Steve Sloma's memory of running a half marathon in Naperville last month goes something like this:
He signed up for the 13.1-mile race in the inaugural Edward Hospital Naperville Marathon, confident he could go the distance after running a handful of half marathons in the past. All was going well on the chilly Nov. 10 morning until somewhere in Springbrook Prairie Forest Preserve, around Mile 6, when he noticed he felt lightheaded.
Contact information ( * required )
"I had enough awareness that I knew something was wrong," said Sloma, 38, of Geneva. "I sat down, put my head between my legs and that's all I remember."
A few minutes later, thinking he had fainted and then come to, Sloma remembers telling a crowd of nurses, police officers, paramedics and fellow runners he wanted to complete the race.
They would have none of it.
Sloma didn't simply faint, but went into sudden cardiac arrest, Naperville Fire Chief Mark Puknaitis said Tuesday as he presented awards to several people who helped save Sloma's life. Sloma had no history of heart trouble, but he survived a condition Puknaitis said strikes roughly 350,000 people in the U.S. each year, killing 95 percent of them before they can reach a hospital.
Three nurses who were running the half marathon, another runner who was with the nurses, a Navy reservist in his third year of medical school and a Naperville Park District police officer came to Sloma's rescue by performing CPR and using an automatic external defibrillator to restart his heart, Puknaitis said.
Nurses Stephanie Chang, Merri Lazenby and Traci Iarrobino; half marathon runner Amy Drendel, who was running with the nurses; Navy reservist and Northwestern University medical student Yousef Ahmed; and Naperville Park District police officer Michael Kurinec were recognized with the fire chief's award for saving a man Puknaitis said otherwise would not have made it through the day alive.
"I'm eternally grateful for all these folks," Sloma said Tuesday as he shook his rescuers' hands and doled out boxes of chocolates. "It's one thing to know how to do all the things they know how to do, but it's another just to step up and do it."
Not long after finishing the half marathon, the nurses said Sloma was blue in the face and barely breathing when they saw him collapsed along the course. Glad for the support of others with medical training, the nurses performed CPR outside a medical setting for the first time until Kurinec drove up on his ATV to check on the commotion.

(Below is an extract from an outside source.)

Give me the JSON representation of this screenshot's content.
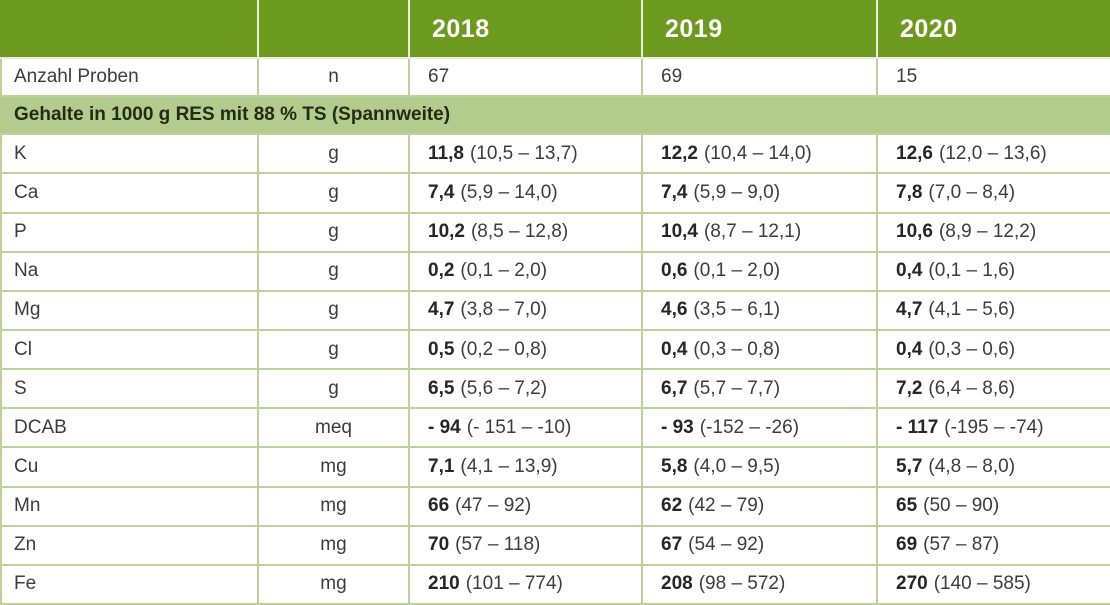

Kurinec gave the heart-starting automatic external defibrillator, or AED, on his vehicle to the nurses, who used the device to jolt Sloma back to life, Puknaitis said.
"It (the AED) shocked Steve back into a normal rhythm to the point that from what I understand, you wanted to finish the race. Well, our paramedics weren't going to let you do that, now were they?" Puknaitis said to Sloma on Tuesday night.
"So he didn't finish the race, but he's got a long race to finish, here, if you know what I mean."
With his wife and two kids in tow during Tuesday's recognition ceremony, Sloma said he is thankful not only for the AED on the park district vehicle, but also for the heroes who used it.
"It saved my life and I don't know how I could ever thank them," he said.
Since the Nov. 10 race, Sloma had surgery to implant a cardiac defibrillator in his heart in case he experiences sudden cardiac arrest again. He said he plans to continue running once he is fully recovered from the surgery, although doctors told him they have not identified the cause of his heart trouble.